"Puoi comprare tutto quando e da dove vuoi, tanto non saprai mai cosa avviene 'dietro le quinte'" - di Massimo Cuomo

Materiali del seminario nazionale di Lavoro Società

“Impresa 4.0: Cosa sta cambiando nella Grande distribuzione organizzata” (3)

Con le vendite on line si modificano drasticamente anche i percorsi delle merci. Oggi i grandi gruppi si servono di centinaia di depositi in tutta Italia per stoccare un quantitativo di merce che non passa più dai negozi tradizionali, ma va direttamente a casa dei clienti. O, in alternativa, la variante utilizzata da molteplici imprese, la merce acquistata on line viene ritirata direttamente dal cliente in queste apposite nuove strutture. Solo Ikea, ad esempio, ha aperto 34 nuovi depositi su tutto il territorio nazionale (di cui solo in due operano lavoratori assunti direttamente dall’azienda).

Questo porta ad un impatto ambientale molto forte con un incremento di inquinamento e una saturazione del traffico viario poiché le amministrazioni comunali e regionali sembrano impotenti nei confronti di questi grandi gruppi, oltre che impreparate a piani di mobilità sostenibile, spesso ricattate dalle prospettive occupazionali, dai proventi degli oneri di urbanizzazione o dalle tasse sui nuovi immobili a fini commerciali.

La politica nazionale, in tutto questo, dov’è? La politica, con il jobs act, ha facilitato questo grande processo di trasformazione. Basta pensare anche solo a tre o quattro aspetti; la rimozione delle causali dell’utilizzo dei contratti a termine, la modifica dell’articolo 4 dello Statuto dei lavoratori sulla videosorveglianza, i licenziamenti facili con le tutele “finte” crescenti, i voucher e la deregulation degli appalti, ecc. Tutte misure fortemente sbilanciate sulle esigenze imprenditoriali.

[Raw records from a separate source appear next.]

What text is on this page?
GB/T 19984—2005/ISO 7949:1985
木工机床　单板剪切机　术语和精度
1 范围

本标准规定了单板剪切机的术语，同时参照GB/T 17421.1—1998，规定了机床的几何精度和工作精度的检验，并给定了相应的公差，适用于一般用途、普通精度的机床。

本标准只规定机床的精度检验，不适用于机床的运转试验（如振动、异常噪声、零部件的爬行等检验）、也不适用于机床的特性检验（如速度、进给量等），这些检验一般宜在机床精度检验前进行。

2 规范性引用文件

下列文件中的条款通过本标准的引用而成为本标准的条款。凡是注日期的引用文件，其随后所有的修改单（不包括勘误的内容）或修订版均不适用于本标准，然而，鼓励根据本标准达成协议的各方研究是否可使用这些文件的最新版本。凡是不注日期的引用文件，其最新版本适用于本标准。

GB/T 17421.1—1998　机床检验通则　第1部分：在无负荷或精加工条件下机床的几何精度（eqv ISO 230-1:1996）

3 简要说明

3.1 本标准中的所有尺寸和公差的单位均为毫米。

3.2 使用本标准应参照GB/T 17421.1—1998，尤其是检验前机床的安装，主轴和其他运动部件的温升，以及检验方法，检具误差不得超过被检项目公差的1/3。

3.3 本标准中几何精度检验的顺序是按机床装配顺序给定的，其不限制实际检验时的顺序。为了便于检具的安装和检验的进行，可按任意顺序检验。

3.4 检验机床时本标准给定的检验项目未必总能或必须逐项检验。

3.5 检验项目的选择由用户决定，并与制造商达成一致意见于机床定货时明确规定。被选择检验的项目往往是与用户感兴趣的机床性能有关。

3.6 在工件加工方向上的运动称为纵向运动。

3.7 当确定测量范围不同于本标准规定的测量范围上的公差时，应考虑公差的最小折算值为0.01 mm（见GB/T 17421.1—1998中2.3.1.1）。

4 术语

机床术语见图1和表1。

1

Il messaggio commerciale più pericoloso che sta passando è che il cliente può comprare on line da qualsiasi luogo e in qualsiasi momento del giorno o della notte, che può risparmiare e che l’oggetto dei tuoi desideri arriverà in breve tempo davanti casa; mentre ciò che c’è dietro sono le condizioni precarie dei lavoratori e i loro miseri salari, che saranno cancellati, deleted, agli occhi (e alle coscienze) di tutti.

Le aziende della Grande Distribuzione Organizzata hanno la presunzione di trainare il nostro Paese nel futuro investendo svariati milioni di euro sui nuovi software, sugli strumenti tecnologici, sulla digitalizzazione, sull’iper-connessione globale, ma dal punto di vista generale delle condizioni di lavoro, inclusi gli adeguamenti salariali, si sta arretrando di un secolo e più.

Ora sarebbe una follia pensare di arrestare questo processo, sarebbe l’errore più grave, anche perché le tecnologie informatiche, in alcuni campi come la medicina, la ricerca, la farmaceutica, diagnostica, sono di grande aiuto per l’umanità. E perché il luddismo non ha mai risolto nulla e non ha mai pagato!

La partita più dura si dovrà giocare all’interno della contrattazione: sarà nostro compito riscrivere nuove regole più equilibrate, incidere sulle variabili degli algoritmi, regolamentare le chat e preservare i tempi di vita privata, rendere i processi più trasparenti. C’è da dire però che, purtroppo, oggi la contrattazione della GDO è ferma da più di tre anni e che questo è un chiaro sintomo di resistenza delle controparti a condividere le esigenze del “nuovo” mondo del lavoro ed a trovare un punto di equilibrio che valorizzi il lavoro stesso.

La prima cosa che dobbiamo fare è informare i lavoratori in ogni luogo di lavoro, renderli “consapevoli”. Per “rialzare la testa” c’è bisogno innanzitutto di consapevolezza e di un grande sindacato come il nostro, che li orienti in questa nuova, difficile e complicatissima battaglia.